Darcie Johnston, executive director of the newly formed Vermonters for Health Care Freedom, called the bill-signing party a wake-up call.

“Today, the Vermont Legislature turned the reins to our state’s entire health care system over to the Shumlin administration and the Green Mountain Care Board, a group of five unelected, unaccountable ‘experts’ appointed by the governor,” she said.

Johnston pledged to continue conducting an aggressive public relations and fundraising campaign to build a case against the push for a single-payer system.

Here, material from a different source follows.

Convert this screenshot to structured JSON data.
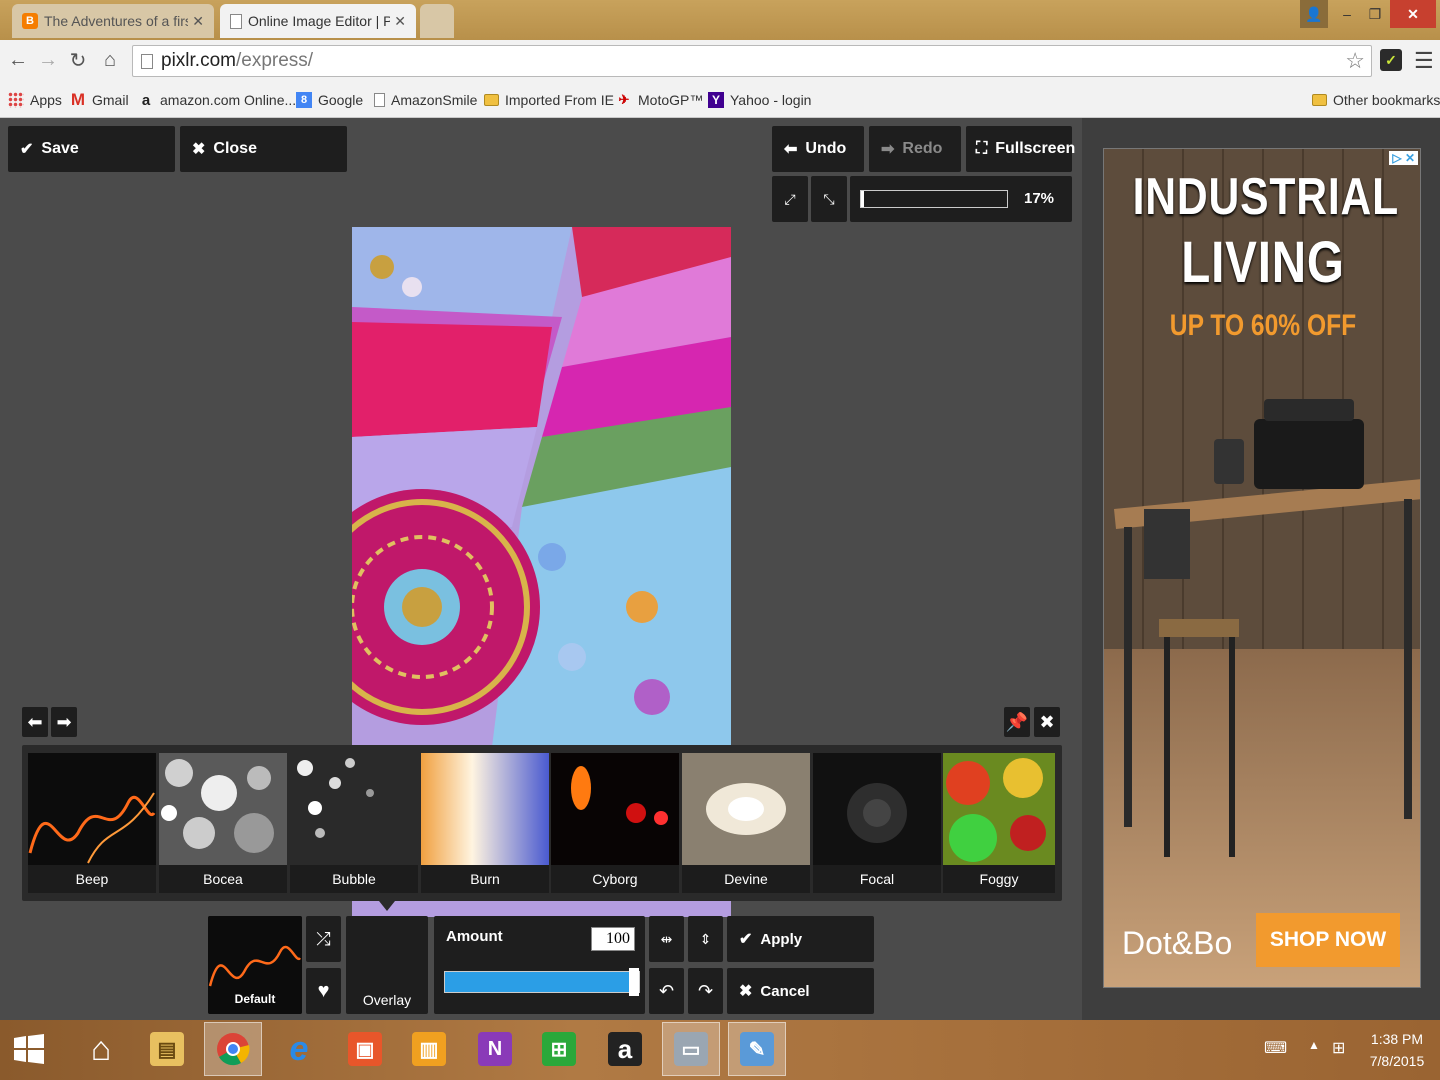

On the other side, several organizations — Vermont Public Interest Research Group, Vermont Health Care for All and Vermont Businesses for Social Responsibility — plan to sponsor town hall discussions to “demystify Vermont’s reform plans and gather the feedback necessary to ensure the overhaul’s success.”

“Vermonters understand the failures of our current health care system all too well, and the vast majority support the governor’s vision for a universal, publicly financed health care system,” said Cassandra Gekas, a health care advocate at VPIRG. “But the complexity of the task at hand and opponents’ strategy of using fear and misinformation to stall progress, has only served to muddy the waters.”

“We are preparing for all the advertising and misinformation that is going to come,” said James Haslam, executive director of the Vermont Workers Center, which ran the Health Care is a Human Right Campaign. He was optimistic based on the grass-roots support that helped build momentum for the law.

“We really do see it as a triumph of ordinary people coming together to change what is politically possible.”